See more details on pair_style pace

LAMMPS compilation:#

You could get the supported version of LAMMPS from GitHub repository

Build with make#

Follow LAMMPS installation instructions

  1. Go to lammps/src folder
  2. Compile the ML-PACE library by running make lib-pace args="-b"
  3. Include ML-PACE in the compilation by running make yes-ml-pace
  4. Compile lammps as usual, i.e. make serial or make mpi.
Build with cmake#
  1. Create build directory and go there with
cd lammps
mkdir build
cd build
  1. Configure the lammps build with
cmake -DCMAKE_BUILD_TYPE=Release -DPKG_ML-PACE=ON ../cmake 

or

cmake -DCMAKE_BUILD_TYPE=Release -D BUILD_MPI=ON -DPKG_ML-PACE=ON ../cmake

For more information see here.

  1. Build LAMMPS using cmake --build . or make

Please note, that there is a KOKKOS implementation of PACE for LAMMPS as pair_style pace/kk, but you need to compile LAMMPS with this support, see official documentation here.
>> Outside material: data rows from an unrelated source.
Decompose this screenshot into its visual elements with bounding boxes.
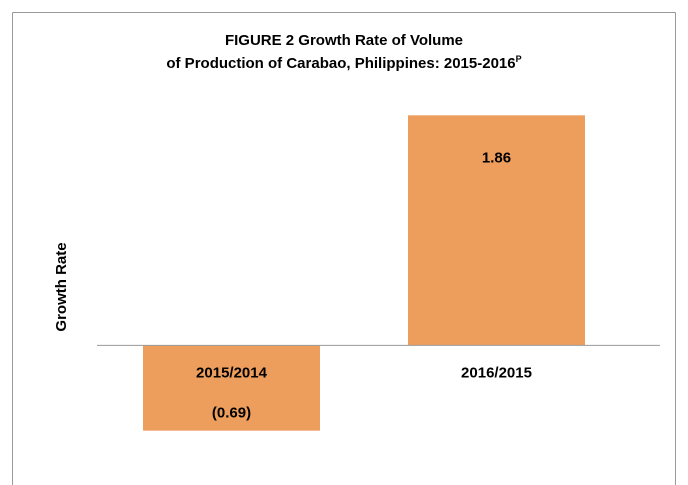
x-tick-label: 2015/2014: [196, 364, 268, 381]
chart-title-superscript: P: [516, 54, 522, 64]
data-label: 1.86: [482, 149, 511, 166]
data-label: (0.69): [212, 405, 251, 422]
chart-title-line: of Production of Carabao, Philippines: 2…: [166, 54, 521, 72]
chart-title-line: FIGURE 2 Growth Rate of Volume: [225, 32, 463, 49]
y-axis-label: Growth Rate: [53, 242, 70, 331]
x-tick-label: 2016/2015: [461, 364, 532, 381]
bar: [408, 115, 585, 346]
chart-title-text: of Production of Carabao, Philippines: 2…: [166, 55, 515, 72]
bar: [143, 345, 320, 431]
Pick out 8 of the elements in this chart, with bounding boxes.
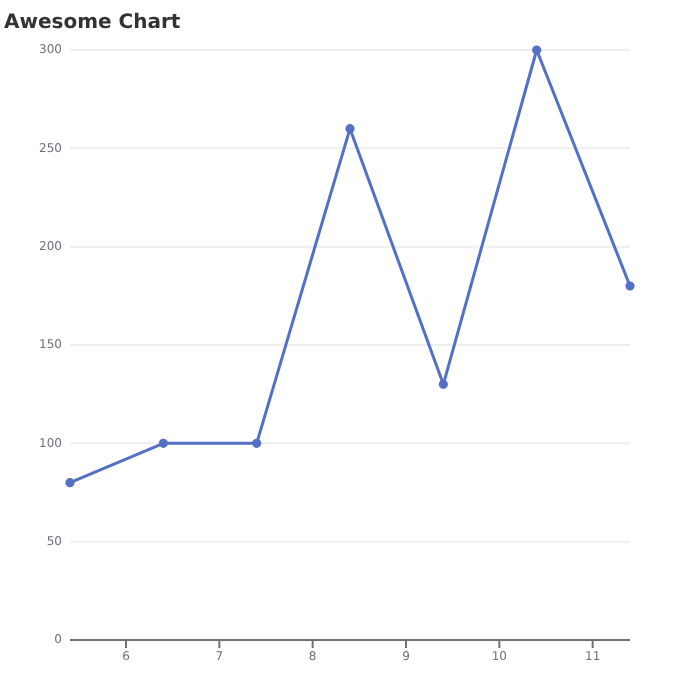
point [625, 281, 635, 291]
point [345, 124, 355, 134]
point [532, 45, 542, 55]
point [252, 438, 262, 448]
point [158, 438, 168, 448]
point [438, 379, 448, 389]
point [65, 478, 75, 488]
chart-title: Awesome Chart [4, 12, 181, 34]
This implementation allows to run calculations on GPU which give the speedup of up to x100 on modern GPU architectures in comparison to single-core CPU. In that case you should modify LAMMPS input script as

## in.lammps

pair_style  pace product 
pair_coeff  * * output_potential.yace Al Ni

ASE#

Python interface of the ACE potential is realized via ASE calculator:

from ase.build import bulk
from pyace import PyACECalculator

# Create simple ASE atoms structure
atoms = bulk('Al', cubic=True)

# Create calculator
calc = PyACECalculator('output_potential.yaml')

# Attach it to the Atmos
atoms.set_calculator(calc)

# Evaluate properties
energy = atoms.get_potential_energy()
forces = atoms.get_forces()

# Check more properties
calc.results

More examples#

Please, find more examples in python-ace/examples folder and subfolders.